In explaining the diagnosis of stress syndrome, Rothkopf said that it was his understanding that Mantle had maintained such a busy schedule that “it just led to a type of exhaustion.”

Mantle’s lawyer, Roy True of Dallas, said Tuesday that he and Mantle’s agent, Kathleen Hampton, arrange Mantle’s schedule so that he will have time off between commitments. But, True said, Mantle often spends much of his free time doing favors for friends, former teammates and business contacts.

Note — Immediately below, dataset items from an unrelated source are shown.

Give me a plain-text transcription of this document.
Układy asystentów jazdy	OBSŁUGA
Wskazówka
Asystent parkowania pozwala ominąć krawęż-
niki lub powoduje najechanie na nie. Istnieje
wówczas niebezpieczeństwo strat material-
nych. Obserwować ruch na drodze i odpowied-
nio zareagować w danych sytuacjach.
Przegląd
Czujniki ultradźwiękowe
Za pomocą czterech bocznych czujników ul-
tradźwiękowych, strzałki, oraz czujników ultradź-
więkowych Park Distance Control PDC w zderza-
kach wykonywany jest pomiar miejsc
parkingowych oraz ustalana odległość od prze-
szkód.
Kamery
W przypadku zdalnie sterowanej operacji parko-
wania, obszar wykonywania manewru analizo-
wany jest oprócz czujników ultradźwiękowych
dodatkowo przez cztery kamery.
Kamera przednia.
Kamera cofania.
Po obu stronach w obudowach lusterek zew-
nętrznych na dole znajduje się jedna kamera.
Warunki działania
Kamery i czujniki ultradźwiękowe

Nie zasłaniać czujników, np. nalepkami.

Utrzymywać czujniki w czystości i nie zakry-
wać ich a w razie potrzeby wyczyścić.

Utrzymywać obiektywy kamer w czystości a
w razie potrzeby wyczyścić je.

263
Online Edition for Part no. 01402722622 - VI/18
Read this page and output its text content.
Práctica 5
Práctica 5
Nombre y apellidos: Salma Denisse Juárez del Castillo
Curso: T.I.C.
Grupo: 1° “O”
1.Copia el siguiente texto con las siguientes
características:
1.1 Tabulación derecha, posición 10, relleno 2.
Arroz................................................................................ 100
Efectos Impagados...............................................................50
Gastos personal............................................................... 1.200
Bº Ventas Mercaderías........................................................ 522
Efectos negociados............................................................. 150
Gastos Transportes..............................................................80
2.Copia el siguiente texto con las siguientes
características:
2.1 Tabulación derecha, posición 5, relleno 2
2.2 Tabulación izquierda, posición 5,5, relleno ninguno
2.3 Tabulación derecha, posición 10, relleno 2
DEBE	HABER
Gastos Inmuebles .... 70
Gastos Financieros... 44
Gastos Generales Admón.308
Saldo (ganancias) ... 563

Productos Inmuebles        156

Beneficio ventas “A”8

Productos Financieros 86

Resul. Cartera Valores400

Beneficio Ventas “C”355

“His commitments are spread out pretty good,” True said, “because we take into account the energy and stress he goes through. However, the real problem for Mickey is he’s the proverbial Mr. Nice Guy. He does an awful lot of things for people on an ad hoc basis. Mr. X-Y-Z in New York will say, ‘Come here and meet these people,’ and all this. He ends up doing too much, spending three, four days (a week) on planes, so the built-in rest period is gone.” ’

Mantle was admitted to the emergency room at Irving Community Hospital, according to hospital spokeswoman Sharon Peters, after complaining of dizziness and chest pains on a Delta flight from New York to Dallas, his home. Mantle was returning after a trip that included a baseball “fantasy” camp in Florida and a card show in Schenectady, N.Y., True said.